When I take that knob off of the chamber end of the blank, it does get warm, but not hot. That part of the process creates more heat than any other part of the process.

Shilen ships their blanks two ways: 1) raw 1.250" diameter blank. 2) or profiled. The profiled blanks are much more expensive, and limit you as to what can be done with them. When I started doing business with Shilen, I asked about getting this "contour" to save me from running coolant, save the cost of shipping the heavy blanks and to alow me more latitude in what could be produced with the blanks. Shilen lovingly refers to this profile as the "no flip dog". This contour costs a fraction of a standard profile because I agreed to leaving that knob on the end of the barrel. They grab the barrel-blank in a CNC lathe and rough it down under a flood coolant. The area where they hold the barrel can't be machined, hence the "knob". The fact that they save time by not having to "flip" the barrel, grab it by the other end and machine away the knob, spawned the name "no flip dog".

Shilen has been fantastic to work with, this special contour is just one example of that fact. By my request, they have produced two different caliber/twist combinations that had not been available in there line-up. Not every barrel maker will do that.
 
Thanks for allowing us to watch Mike. So much for venturing into a hobby for after retirement! Better watch it, the next thing you know, you'll be making "hobby" videos. Take care, and as everyone else, looking forward to your next shop pictures post.
 
Thanks for the reply Mike. I imagined there must be a more conventional way to cut flutes w/ a knee mill.
I believe it about not using coolant w/carbide, and actually according to a Kennametal Seminar I attended years ago, the engineers said if you can`t keep it flooded then don`t use it (coolant).I have good results with this Kool-Mist coolant device (siphon coolant out of sm.bottle). The guys before me had oil in the coolant tank, and that was a stinkin` mess.I only use oil for tapping/cutting threads.
I`m sure Shilen is proud of how them `no flip dogs` finish their journey!
Take care!
 
Dtech too bad you live in MN. I would really like to know how to learn how to chamber a rifle. I have a lathe and the normal lathe tools.

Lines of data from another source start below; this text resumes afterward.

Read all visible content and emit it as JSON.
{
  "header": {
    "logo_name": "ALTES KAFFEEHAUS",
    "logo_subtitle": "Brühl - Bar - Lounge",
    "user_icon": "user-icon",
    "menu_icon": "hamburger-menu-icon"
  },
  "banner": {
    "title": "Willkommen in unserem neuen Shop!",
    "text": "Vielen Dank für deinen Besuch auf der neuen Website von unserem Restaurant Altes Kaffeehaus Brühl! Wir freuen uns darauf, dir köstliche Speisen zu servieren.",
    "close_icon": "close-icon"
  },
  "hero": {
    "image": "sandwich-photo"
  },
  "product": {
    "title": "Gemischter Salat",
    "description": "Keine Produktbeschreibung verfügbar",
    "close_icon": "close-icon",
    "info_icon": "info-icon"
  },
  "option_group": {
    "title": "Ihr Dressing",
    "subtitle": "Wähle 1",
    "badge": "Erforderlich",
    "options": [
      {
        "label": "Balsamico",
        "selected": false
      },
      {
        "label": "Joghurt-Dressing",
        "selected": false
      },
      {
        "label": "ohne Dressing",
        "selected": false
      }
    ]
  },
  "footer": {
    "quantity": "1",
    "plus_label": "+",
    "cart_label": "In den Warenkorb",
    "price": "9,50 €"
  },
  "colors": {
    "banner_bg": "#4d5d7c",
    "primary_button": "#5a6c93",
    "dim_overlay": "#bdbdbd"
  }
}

Endmills, several different turning tools,parting tools and the such. But I do not have any reamers/holders YET. I would really like to do this someday if I ever get over of thinking about turning/cutting on a $300 barrel. Not to hi-jack the thread but do you use the lambreth/Kiff reamer stop tool ? Thanks
 
cyotekler, "Chambering" a barrel is really no big deal. Chambering a barrel so that it will be accurate is more difficult. Chambering a barrel so that it will be accurate, and getting it done in a time-frame that you can make money on is WAY more difficult. I have invested in some pretty expensive tooling to cut time off of my chambering duties, and still give me the accuracy I demand.

I purchased the Lambreth/Kiff reamer-stop system, but never ended up using it for my operation. The reason is simple: If you look at the way I prepare the blanks, you will see they are just raw cylindrical tubes. No threads or profile yet. I use a high-pressure flush system while chambering, and have found that it is much easier to get a great chamber if you are not concerned over the depth of the chamber. What I do is pay VERY close attention to making sure the reamer is clear of chips, and I get a real good, smooth chamber. After that, I drop a head-space gauge into the chamber and decide how much of the barrel-shank needs to be trimmed off in order for the chamber to be the correct depth. Then I thread the shank and add the barrel-extension.

That is the real reason I never put the reamer-stop to use. I simply watch the digital read-out to make sure I'm deep enough, and concentrate on finishing with a smooth chamber.